Le texte est issu d’un récit oral fait à son fils Gilles en 1978 – le petit-fils, Thomas Schlesser, préface cette édition. Petit chien sans ficelle irradie d’une vie que la misère a fait s’éprendre de la liberté. L’envers des œuvres qu’habita aussi André Schlesser (Barbara, Jean Vilar, Maria Casarès, Charles Denner, Philippe Noiret) est aussi là, dans cette violence qui ne rechigne pas aux meurtres mais rêve de cinéma et de ballons de baudruche tout en criant famine. Le dernier arrondissement de Paris accueille ces étranges figures que les journalistes de préfecture qualifient parfois d’interlopes – mais ce sont les préfectures qui sont louches, dans ce texte. Autour de nous, familiers, des truands, des malfrats, des voleurs, du sang sur les mains : quel est ce quartier ?

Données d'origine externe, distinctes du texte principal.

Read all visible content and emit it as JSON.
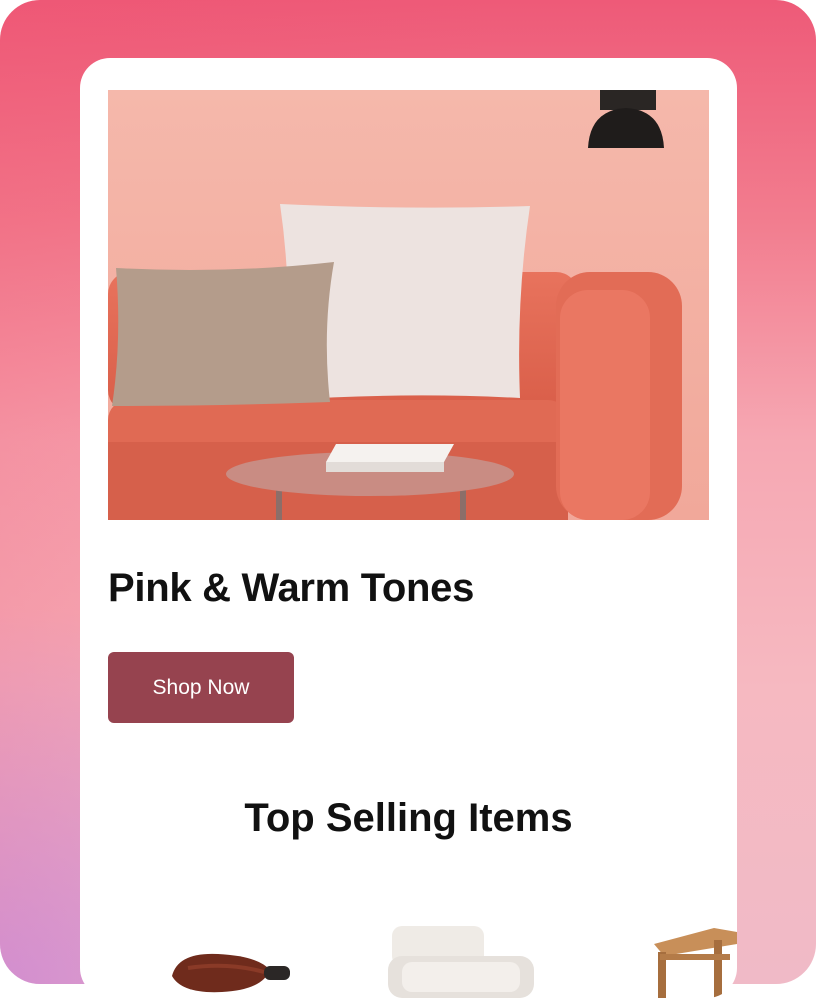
{
  "promo": {
    "title": "Pink & Warm Tones",
    "cta_label": "Shop Now",
    "image_alt": "Coral sofa with pillows, side table and book against a pink wall"
  },
  "top_selling": {
    "title": "Top Selling Items",
    "items": [
      {
        "name": "brown-leather-chair"
      },
      {
        "name": "white-armchair"
      },
      {
        "name": "wooden-side-table"
      }
    ]
  },
  "colors": {
    "accent": "#96434f",
    "hero_wall": "#f4b3a6",
    "sofa": "#e46a55"
  }
}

Textes au passé qui trouvent des failles vers le présent, comme pour protéger le quartier d’une mémoire où le populaire demeure le familier, tandis que le quartier change. Y a-t-il une légende de Ménilmontant ? La chanson de Charles Trenet n’est rien d’autre qu’un plaisir euphonique, bluette sans feu ni lieu que le langage et la musique. Ces livres ne cherchent pas tant des légendes que des histoires qui permettent de maintenir vivante cette manière d’habiter une ville qu’on ne trouve pas au loin, dans les autres arrondissements comme celui où réside Nestor Burma. Textes et dessins alors s’insèrent sur les pavés et dans les cages d’escalier, pour tenir face aux assauts de l’embourgeoisement, de la gentrification, de la résignation, de l’obéissance, de l’ennui, de l’austérité, du refus des idéaux comme de la poésie, de la solitude, d’une misanthropie sérieuse ; tenir une vie résolument non utopique où exultent la résistance et l’entraide dans un quotidien qui, pour être difficile, n’en reste pas moins à notre mesure.